Ecritures comptables des principales charges d’exploitation

L’enregistrement comptable des charges d’exploitation suit les règles du PCGE. Voici les principales écritures :

  • Achat de marchandises : Débit 6111 (Achats de marchandises) + Débit 34552 (TVA récupérable sur charges) / Crédit 4411 (Fournisseurs)
  • Loyer : Débit 6131 (Locations et charges locatives) / Crédit 4411 (Fournisseurs)
  • Salaires : Débit 6171 (Rémunérations du personnel) / Crédit 4432 (Rémunérations dues au personnel)
  • Charges sociales : Débit 6174 (Charges sociales) / Crédit 4441 (CNSS) + Crédit 4443 (Caisses de retraite)
  • Dotation aux amortissements : Débit 6191 (DEA des immobilisations) / Crédit 28xx (Amortissement de l’immobilisation concernée)

Questions fréquentes

Quelle est la différence entre charges d’exploitation et charges financières au Maroc ?

Les charges d’exploitation sont liées à l’activité courante de l’entreprise (achats, salaires, loyers, amortissements), tandis que les charges financières résultent des opérations de financement (intérêts d’emprunts, pertes de change, escomptes accordés). Au niveau du compte de produits et charges (CPC), ces deux catégories sont distinguées pour permettre le calcul du résultat d’exploitation et du résultat financier séparément.

Comment sont classées les charges d’exploitation dans le PCGE marocain ?

Dans le Plan Comptable Général des Entreprises marocain, les charges d’exploitation sont enregistrées dans les comptes de la classe 6, répartis en : achats (61), autres charges externes (613-614), impôts et taxes (616), charges de personnel (617), autres charges d’exploitation (618) et dotations d’exploitation (619). Cette classification normalisée permet une présentation uniforme des états financiers.

Toutes les charges d’exploitation sont-elles déductibles fiscalement ?

Non, toutes les charges d’exploitation ne sont pas automatiquement déductibles de l’IS. Certaines sont soumises à des conditions de déductibilité (justification, paiement par voie bancaire, lien avec l’exploitation) et d’autres sont plafonnées (amortissements de véhicules, cadeaux publicitaires). Il est essentiel de distinguer le résultat comptable du résultat fiscal lors de la déclaration annuelle.

Comment optimiser les charges d’exploitation d’une entreprise au Maroc ?

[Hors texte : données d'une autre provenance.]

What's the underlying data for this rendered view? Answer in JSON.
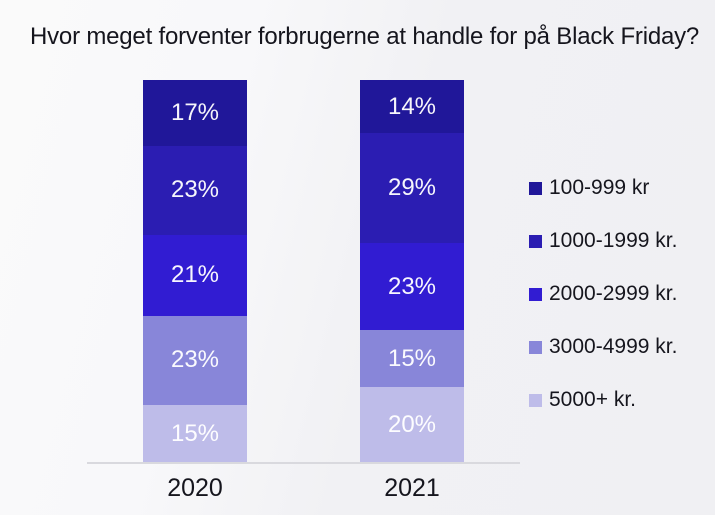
{
  "page": {
    "background": "#f1f1f4"
  },
  "chart_data": {
    "type": "bar",
    "variant": "stacked-percent-column",
    "title": "Hvor meget forventer forbrugerne at handle for på Black Friday?",
    "categories": [
      "2020",
      "2021"
    ],
    "series": [
      {
        "name": "100-999 kr",
        "color": "#201799",
        "values": [
          17,
          14
        ]
      },
      {
        "name": "1000-1999 kr.",
        "color": "#2b1db2",
        "values": [
          23,
          29
        ]
      },
      {
        "name": "2000-2999 kr.",
        "color": "#311cd2",
        "values": [
          21,
          23
        ]
      },
      {
        "name": "3000-4999 kr.",
        "color": "#8886d9",
        "values": [
          23,
          15
        ]
      },
      {
        "name": "5000+ kr.",
        "color": "#bebce9",
        "values": [
          15,
          20
        ]
      }
    ],
    "value_suffix": "%",
    "data_labels": true,
    "legend_position": "right",
    "grid": false,
    "axis_line_color": "#d9d9de",
    "data_label_color": "#ffffff",
    "text_color": "#15151d"
  }
}
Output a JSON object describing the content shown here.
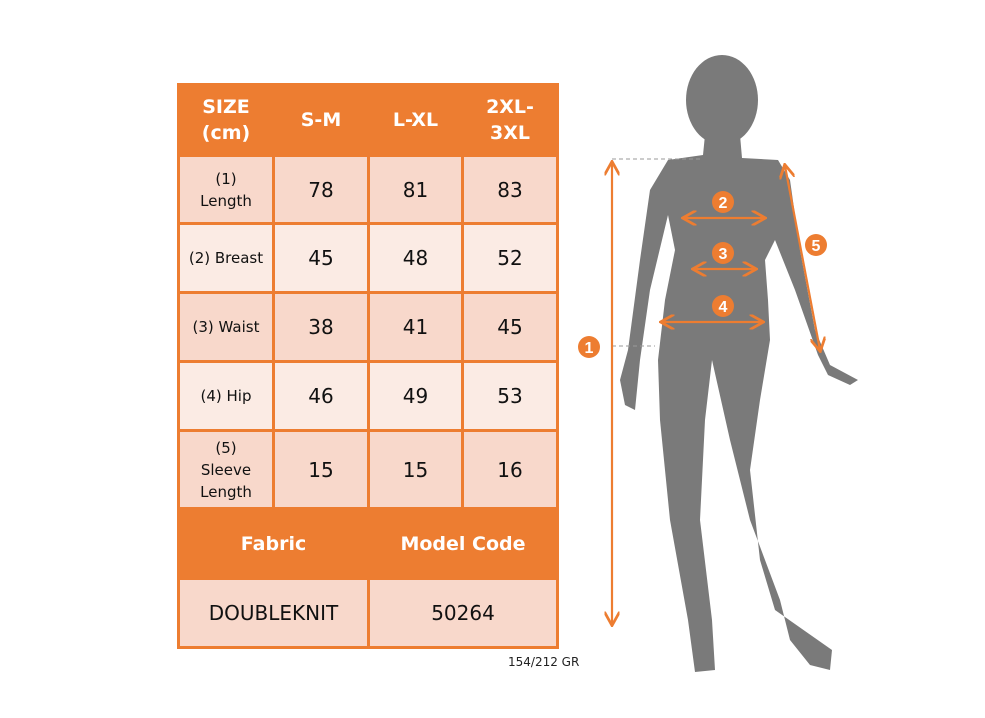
{
  "table": {
    "headers": [
      "SIZE (cm)",
      "S-M",
      "L-XL",
      "2XL-3XL"
    ],
    "rows": [
      {
        "label": "(1) Length",
        "values": [
          "78",
          "81",
          "83"
        ]
      },
      {
        "label": "(2) Breast",
        "values": [
          "45",
          "48",
          "52"
        ]
      },
      {
        "label": "(3) Waist",
        "values": [
          "38",
          "41",
          "45"
        ]
      },
      {
        "label": "(4) Hip",
        "values": [
          "46",
          "49",
          "53"
        ]
      },
      {
        "label": "(5) Sleeve Length",
        "values": [
          "15",
          "15",
          "16"
        ]
      }
    ],
    "footer_headers": [
      "Fabric",
      "Model Code"
    ],
    "footer_values": [
      "DOUBLEKNIT",
      "50264"
    ]
  },
  "weight": "154/212 GR",
  "figure": {
    "markers": [
      "1",
      "2",
      "3",
      "4",
      "5"
    ]
  },
  "colors": {
    "accent": "#ED7D31",
    "silhouette": "#7A7A7A",
    "row_dark": "#F8D8CB",
    "row_light": "#FBEBE4"
  }
}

L’optimisation passe d’abord par une analyse rigoureuse de chaque poste de la classe 6 du PCGE (achats, charges externes, charges de personnel, dotations) afin d’identifier les leviers de réduction sans compromettre l’activité. Il convient ensuite de s’assurer que toutes les charges respectent les conditions de déductibilité fiscale — justificatifs conformes, paiement par voie bancaire et lien direct avec l’exploitation — pour maximiser les économies d’impôt. Enfin, une revue périodique des contrats fournisseurs, une maîtrise de la masse salariale et une politique d’amortissement adaptée permettent de contenir durablement les charges tout en préservant la capacité opérationnelle de l’entreprise.